A diverse art form that bridges generations, hip-hop has led a complicated life in Madison. The city has an active community of hip-hop artists, but in the past, some live music venues have added what some call excess security for events or dropped hip-hop events altogether after shows were marred by fights, other violence or gunfire.
The proposed task force, which is being reviewed by city committees with a decision by the City Council expected in April, comes after years of efforts by the hip-hop community to find equity in city policies and policing.
“There is a vibrant local scene,” Soglin said. “But their ability to reach audiences is not as good as that scene.”
The task force is a realization of that challenge, the mayor said.
About seven years ago, the hip-hop community established the Madison Hip Hop Awards to honor the best creative work being done by local artists and producers and also the Urban Community Arts Network, which has worked to organize shows, school workshops and community events for adults and youth.
“To have the mayor introduce (the task force) is a breakthrough,” said Mark “ShaH” Evans, one of UCAN’s founders. “How can we fix this, not just for hip hop but for the whole local music scene?”
The proposed task force comes in the wake of city cultural planning in which entertainment industry professionals consider the live music industry and its venues over-regulated, particularly events featuring performers identified with hip-hop culture. Some have called for a new look at costs for entertainment licensing.
The task force is long coming and needed, said Pascal “DJ Pain 1” Bayley, a DJ and record producer from Madison who has worked with artists such as Young Jeezy, 50 Cent, Ludacris and Public Enemy, and helped create the Madison Hip Hop Awards and UCAN.
“There are no opportunities for hip-hop musicians to perform,” Bayley said, adding that the musical genre for years has been incorrectly and unfairly blamed and punished through policies and policing for the negative actions of some patrons. “The (regulatory) climate with regard to hip-hop hasn’t changed at all. Actually, it’s gotten worse.”
There have been many instances of fights, violence and sexual assault at events like the Mifflin Street block party, where large crowds gather with people drinking, but blame is never applied to a genre of music, Bayley said. “Hip-hop is no more violent, or prone to violence, than any other genre of music or entertainment,” he said.
The city’s Alcohol License Review Committee has been criticized for being unduly harsh on licensing music venues, particularly those that cater to people of color and hip-hop acts, said council President Mike Verveer, 4th District, an ALRC member who is a sponsor of the resolution to create the task force. “The task force will look at any barriers.”
The 11-member task force would be asked to:
- Identify root causes of issues that may inhibit equal access to entertainment by all residents and guests, including transportation, public perception and safety concerns.
- Study best practices in other communities, especially those with large college student populations, young professionals and residents active in “urban arts.”
- Consider strategies to create an atmosphere in which communication on the issue can be ongoing.
- Analyze costs, revenues and timelines that will support short- and long-term recommendations.

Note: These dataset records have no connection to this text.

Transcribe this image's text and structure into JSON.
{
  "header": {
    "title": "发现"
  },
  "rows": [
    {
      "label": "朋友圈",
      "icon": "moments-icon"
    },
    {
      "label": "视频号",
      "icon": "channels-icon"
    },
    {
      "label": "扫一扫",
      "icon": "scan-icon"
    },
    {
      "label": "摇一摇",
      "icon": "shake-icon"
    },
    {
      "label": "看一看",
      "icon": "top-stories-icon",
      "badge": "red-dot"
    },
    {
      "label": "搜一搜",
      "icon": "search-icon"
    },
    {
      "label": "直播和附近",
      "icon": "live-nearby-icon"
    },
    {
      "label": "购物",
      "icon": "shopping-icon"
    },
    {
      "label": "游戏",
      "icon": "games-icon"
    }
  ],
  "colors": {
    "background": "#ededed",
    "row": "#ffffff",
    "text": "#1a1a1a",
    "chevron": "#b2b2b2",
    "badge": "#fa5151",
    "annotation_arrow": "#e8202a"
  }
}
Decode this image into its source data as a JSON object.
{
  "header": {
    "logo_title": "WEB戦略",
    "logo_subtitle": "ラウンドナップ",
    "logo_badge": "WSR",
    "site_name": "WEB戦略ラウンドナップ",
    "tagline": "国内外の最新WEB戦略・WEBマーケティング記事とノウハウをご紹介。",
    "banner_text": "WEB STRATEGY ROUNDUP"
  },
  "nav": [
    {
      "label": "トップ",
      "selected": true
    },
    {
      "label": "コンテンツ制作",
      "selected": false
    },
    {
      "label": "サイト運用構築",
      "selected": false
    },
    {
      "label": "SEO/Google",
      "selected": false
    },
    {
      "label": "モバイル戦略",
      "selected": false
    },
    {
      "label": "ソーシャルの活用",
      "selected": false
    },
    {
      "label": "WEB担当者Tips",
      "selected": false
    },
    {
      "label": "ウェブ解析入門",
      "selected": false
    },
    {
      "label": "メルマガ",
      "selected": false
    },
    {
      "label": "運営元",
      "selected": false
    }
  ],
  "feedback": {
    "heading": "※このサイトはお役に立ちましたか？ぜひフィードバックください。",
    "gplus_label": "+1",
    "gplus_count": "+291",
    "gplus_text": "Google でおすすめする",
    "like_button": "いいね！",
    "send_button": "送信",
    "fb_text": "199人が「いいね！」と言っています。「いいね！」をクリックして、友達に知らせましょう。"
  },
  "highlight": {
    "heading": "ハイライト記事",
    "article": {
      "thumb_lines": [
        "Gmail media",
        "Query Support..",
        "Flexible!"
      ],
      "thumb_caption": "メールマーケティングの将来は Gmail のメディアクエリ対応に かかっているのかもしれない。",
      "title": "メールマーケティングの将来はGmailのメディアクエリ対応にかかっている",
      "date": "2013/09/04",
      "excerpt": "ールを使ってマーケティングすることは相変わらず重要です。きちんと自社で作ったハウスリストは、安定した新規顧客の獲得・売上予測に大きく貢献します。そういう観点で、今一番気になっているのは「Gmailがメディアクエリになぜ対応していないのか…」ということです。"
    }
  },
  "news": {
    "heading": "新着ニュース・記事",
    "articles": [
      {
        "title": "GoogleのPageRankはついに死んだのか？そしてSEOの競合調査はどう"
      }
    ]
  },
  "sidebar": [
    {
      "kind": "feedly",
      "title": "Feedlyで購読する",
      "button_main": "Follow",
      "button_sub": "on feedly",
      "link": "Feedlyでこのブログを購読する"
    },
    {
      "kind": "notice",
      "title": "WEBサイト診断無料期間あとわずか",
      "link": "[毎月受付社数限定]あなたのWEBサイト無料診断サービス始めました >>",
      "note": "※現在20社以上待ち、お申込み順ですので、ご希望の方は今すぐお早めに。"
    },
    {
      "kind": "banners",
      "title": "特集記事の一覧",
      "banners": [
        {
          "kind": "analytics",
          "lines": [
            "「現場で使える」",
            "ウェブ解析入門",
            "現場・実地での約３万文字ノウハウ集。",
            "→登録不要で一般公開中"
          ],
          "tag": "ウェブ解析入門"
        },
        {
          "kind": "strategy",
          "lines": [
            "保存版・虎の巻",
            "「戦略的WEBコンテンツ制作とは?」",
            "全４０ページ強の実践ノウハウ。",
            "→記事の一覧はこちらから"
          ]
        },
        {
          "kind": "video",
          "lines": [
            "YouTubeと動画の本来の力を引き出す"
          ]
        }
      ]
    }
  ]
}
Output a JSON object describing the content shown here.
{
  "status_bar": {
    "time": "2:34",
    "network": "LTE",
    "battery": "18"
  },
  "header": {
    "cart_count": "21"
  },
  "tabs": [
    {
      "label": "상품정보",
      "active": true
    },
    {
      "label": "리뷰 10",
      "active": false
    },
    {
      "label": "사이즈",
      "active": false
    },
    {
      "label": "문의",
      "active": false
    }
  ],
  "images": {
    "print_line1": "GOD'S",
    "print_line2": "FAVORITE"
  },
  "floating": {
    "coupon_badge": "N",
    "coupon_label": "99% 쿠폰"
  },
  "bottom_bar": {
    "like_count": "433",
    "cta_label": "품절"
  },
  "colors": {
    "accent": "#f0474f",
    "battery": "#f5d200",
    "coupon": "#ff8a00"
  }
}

The task force would be asked to submit recommendations and final work to the mayor and council by February 2018.
The task force will rely on staff of the Department of Civil Rights and will include representatives from five city committees, a hip-hop community organization, a college student, an entertainment promoter, a live music business owner, a music venue property owner and a musician.
“To me, it seems pretty balanced,” Bayley said. But it’s critical, he stressed, that the task force also have a conversation about race.
“As long as the heart of the conversation is masked by these myths, we’re never going to address what’s really happening,” he said.